Let $A$ be the complex $3 × 3$ matrix
$A = \begin{bmatrix}2&0&0 \\ x&2 & 0 \\y&z&-1\end{bmatrix}$
Find all triples $(x, y, z)$ for which the characteristic and minimal polynomials of $A $ are different.
My attempts : the Characteristic polynomial of $A = (\lambda +1)(\lambda -2)^2$
Case $1$: if $x=y= z \neq 0$ ,then minimial polynomial of $A = (\lambda +1)(\lambda -2)^2$
Case $2$ : if $x=y= z =0$,then minimial polynomial of $A = (\lambda +1)(\lambda -2)$
Here im confused that how can i find all triples $(x, y, z)$ for which the characteristic and minimal polynomials of $A $ are different.
The minimal polynomial is either $(\lambda+1)(\lambda-2)$ or $(\lambda+1)(\lambda-2)^2.$
We can try to compute $(A+I)(A-2I)$ and see whether we obtain $0$.

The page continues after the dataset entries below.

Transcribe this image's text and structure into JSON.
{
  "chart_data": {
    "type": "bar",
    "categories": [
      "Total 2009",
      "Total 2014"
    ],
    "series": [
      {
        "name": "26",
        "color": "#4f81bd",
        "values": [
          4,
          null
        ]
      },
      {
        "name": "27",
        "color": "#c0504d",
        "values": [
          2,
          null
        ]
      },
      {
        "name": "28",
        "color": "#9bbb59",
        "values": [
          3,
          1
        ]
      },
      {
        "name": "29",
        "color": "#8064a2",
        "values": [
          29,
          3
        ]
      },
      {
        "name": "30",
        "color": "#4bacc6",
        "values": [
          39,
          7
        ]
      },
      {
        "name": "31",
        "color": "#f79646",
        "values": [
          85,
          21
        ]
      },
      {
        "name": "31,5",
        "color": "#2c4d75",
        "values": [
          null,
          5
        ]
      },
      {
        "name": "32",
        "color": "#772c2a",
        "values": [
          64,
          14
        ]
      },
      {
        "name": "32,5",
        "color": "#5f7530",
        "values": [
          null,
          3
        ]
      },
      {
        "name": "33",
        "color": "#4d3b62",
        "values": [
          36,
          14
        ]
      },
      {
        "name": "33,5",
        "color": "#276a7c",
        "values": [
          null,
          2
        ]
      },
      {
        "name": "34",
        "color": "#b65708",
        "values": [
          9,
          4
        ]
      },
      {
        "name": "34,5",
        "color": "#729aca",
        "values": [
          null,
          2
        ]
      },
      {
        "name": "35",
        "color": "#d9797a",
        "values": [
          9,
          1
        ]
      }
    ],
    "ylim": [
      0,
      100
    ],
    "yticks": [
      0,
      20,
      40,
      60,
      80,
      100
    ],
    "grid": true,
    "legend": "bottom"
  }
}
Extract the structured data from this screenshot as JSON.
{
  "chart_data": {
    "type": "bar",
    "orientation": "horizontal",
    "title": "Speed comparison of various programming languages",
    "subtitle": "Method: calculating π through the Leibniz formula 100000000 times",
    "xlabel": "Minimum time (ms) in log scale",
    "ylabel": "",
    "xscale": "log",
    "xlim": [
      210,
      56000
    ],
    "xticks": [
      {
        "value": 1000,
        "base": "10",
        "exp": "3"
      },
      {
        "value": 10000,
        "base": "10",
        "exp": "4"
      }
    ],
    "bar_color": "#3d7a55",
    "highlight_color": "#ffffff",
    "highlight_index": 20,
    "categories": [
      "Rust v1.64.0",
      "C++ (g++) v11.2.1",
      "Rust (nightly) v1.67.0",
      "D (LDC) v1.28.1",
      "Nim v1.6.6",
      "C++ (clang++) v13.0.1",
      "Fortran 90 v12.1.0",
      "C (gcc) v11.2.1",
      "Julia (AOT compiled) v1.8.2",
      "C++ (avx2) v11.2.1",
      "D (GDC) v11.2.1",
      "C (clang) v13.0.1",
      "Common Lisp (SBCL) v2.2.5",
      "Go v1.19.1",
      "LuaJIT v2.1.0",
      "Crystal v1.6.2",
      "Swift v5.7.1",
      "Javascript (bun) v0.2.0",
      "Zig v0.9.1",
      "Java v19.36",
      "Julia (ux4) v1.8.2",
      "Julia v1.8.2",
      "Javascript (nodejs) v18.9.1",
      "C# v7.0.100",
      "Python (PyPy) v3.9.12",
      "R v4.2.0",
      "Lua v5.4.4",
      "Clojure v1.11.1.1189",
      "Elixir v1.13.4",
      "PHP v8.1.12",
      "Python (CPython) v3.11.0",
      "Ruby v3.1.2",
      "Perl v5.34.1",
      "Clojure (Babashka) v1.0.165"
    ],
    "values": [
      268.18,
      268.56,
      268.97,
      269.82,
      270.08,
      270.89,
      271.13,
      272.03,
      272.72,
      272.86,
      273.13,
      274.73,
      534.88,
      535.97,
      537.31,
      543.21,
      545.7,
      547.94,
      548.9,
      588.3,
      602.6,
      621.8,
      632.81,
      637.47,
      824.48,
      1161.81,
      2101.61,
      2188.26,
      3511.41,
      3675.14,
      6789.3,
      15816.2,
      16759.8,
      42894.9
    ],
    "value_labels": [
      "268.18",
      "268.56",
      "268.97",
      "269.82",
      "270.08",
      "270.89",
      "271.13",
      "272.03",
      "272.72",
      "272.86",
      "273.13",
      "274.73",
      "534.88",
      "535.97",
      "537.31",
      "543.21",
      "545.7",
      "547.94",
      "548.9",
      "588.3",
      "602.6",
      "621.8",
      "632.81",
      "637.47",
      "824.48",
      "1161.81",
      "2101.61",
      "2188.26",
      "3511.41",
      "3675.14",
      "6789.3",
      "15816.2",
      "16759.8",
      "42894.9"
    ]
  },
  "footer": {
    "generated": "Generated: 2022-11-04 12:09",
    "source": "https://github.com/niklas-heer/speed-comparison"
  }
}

$$A+I=\begin{bmatrix}3&0&0 \\ x&3 & 0 \\y&z&0\end{bmatrix}, A-2I=\begin{bmatrix}0&0&0 \\ x&0 & 0 \\y&z&-3\end{bmatrix} $$
$$(A+I)(A-2I)=\begin{bmatrix} 0 & 0 & 0 \\ 3x & 0 & 0\\ xz & 0 & 0\end{bmatrix} $$
Can read off the required condition from the matrix above?
Edit:
We obtain $3x=0$ and $xz=0$.
which means $x=0$ and ($x=0$ or $z=0$)
which is equivalent to $x=0$.